Le centre d’accueil de Lampedusa déborde

Lundi 2 mai, 1200 migrants étaient entassés dans un centre d'accueil de Lampedusa (Centro di Soccorso e Prima Accoglienza), qui dispose d’une capacité d’accueil d’à peine 800 personnes. Habituellement, après avoir passé quelques jours à Lampedusa, les migrants et les réfugiés sont ensuite transférés dans des centres d’accueil, en Italie, comme ceux de Kinisia, Manduria, Catalanissetta et Mineo. Selon les normes européennes, l'Italie a le devoir de fournir aux demandeurs d’asile qui ont subi des violences, un traitement d’urgence adapté à leurs besoins, y compris des soins de santé spécialisés et un soutien psychologique. Actuellement, ces mesures sont insuffisantes.
De plus, il y a une séparation inefficace entre les hommes et les femmes.Les personnes ne reçoivent que peu d'informations sur leurs droits et les procédures juridiques. En outre, des enfants et des mineurs non accompagnés sont enfermés dans des centres de type carcéral, ce qui va à l’encontre du principe de l’intérêt supérieur de l’enfant.
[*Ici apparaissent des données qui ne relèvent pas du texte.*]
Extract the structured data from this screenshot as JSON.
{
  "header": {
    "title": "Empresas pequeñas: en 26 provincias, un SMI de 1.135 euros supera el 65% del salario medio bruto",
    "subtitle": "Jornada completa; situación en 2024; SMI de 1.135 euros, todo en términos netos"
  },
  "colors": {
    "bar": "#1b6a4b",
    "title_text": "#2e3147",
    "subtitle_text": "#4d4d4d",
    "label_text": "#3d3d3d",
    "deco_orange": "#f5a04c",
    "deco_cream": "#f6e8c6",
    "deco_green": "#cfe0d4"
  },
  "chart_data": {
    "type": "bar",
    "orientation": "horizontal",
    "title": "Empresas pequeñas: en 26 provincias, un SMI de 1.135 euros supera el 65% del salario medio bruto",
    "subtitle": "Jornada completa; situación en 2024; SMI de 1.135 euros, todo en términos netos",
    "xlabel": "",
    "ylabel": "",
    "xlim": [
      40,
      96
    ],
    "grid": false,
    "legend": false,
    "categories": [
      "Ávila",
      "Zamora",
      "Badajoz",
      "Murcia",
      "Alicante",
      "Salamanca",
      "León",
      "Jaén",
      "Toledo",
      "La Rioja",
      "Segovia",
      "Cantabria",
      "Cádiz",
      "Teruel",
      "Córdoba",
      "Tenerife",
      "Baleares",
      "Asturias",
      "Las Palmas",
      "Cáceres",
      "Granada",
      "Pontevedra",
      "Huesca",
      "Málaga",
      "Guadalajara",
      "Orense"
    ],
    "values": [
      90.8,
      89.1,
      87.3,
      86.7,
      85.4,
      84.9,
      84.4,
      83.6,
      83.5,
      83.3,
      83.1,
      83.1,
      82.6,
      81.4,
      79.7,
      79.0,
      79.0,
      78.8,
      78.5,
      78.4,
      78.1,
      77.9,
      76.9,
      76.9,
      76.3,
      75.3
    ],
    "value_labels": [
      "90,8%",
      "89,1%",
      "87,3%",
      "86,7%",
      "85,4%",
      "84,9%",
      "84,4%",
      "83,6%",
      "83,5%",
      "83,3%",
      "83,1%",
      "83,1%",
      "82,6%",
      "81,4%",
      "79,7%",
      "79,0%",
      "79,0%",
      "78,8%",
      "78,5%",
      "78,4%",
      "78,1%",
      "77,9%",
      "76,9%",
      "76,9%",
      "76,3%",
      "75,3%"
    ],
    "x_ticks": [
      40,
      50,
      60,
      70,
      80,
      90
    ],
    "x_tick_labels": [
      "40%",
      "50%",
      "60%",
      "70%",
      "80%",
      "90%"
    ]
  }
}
En avril, les premières évaluations de santé mentale menées par MSF dans les centres d’accueil ont démontré un risque de dépression et d’anxiété généralisées chez ces personnes, en partie en raison de leurs conditions de vie inacceptables et de l’incertitude quant à leur sort.
«Pendant que les discussions politiques sur l'avenir des migrants et des réfugiés en Europe se poursuivent, les bateaux continuent d’accoster et les exilés continuent de souffrir inutilement. L'Italie doit absolument intervenir et assumer ses responsabilités pour assurer des conditions d'accueil humaines et adéquates pour les personnes qui continuent d'arriver en détresse sur ses côtes », conclut Loris De Philippi, directeur des opérations de MSF.

MSF à Lampedusa

Depuis février 2011, MSF est responsable du triage des patients dans le port militaire de l'île de Lampedusa et de leur suivi médical dans les centres d'accueil. MSF a assuré près de 800 consultations médicales pour les migrants et les réfugiés à Lampedusa, et a fourni plus de 2500 kits d’hygiène et 4500 couvertures. Le week-end dernier, du 29 avril au 1er mai, les équipes MSF ont distribué un millier de couvertures et quelque 900 bouteilles d'eau.

MSF a commencé à offrir des soins médicaux et de santé mentale pour les migrants, les réfugiés et les demandeurs d'asile en Italie en 1999 en réponse à la crise du Kosovo. De 2002 à 2009, MSF a travaillé à Lampedusa et en Sicile, les deux endroits de débarquement des migrants.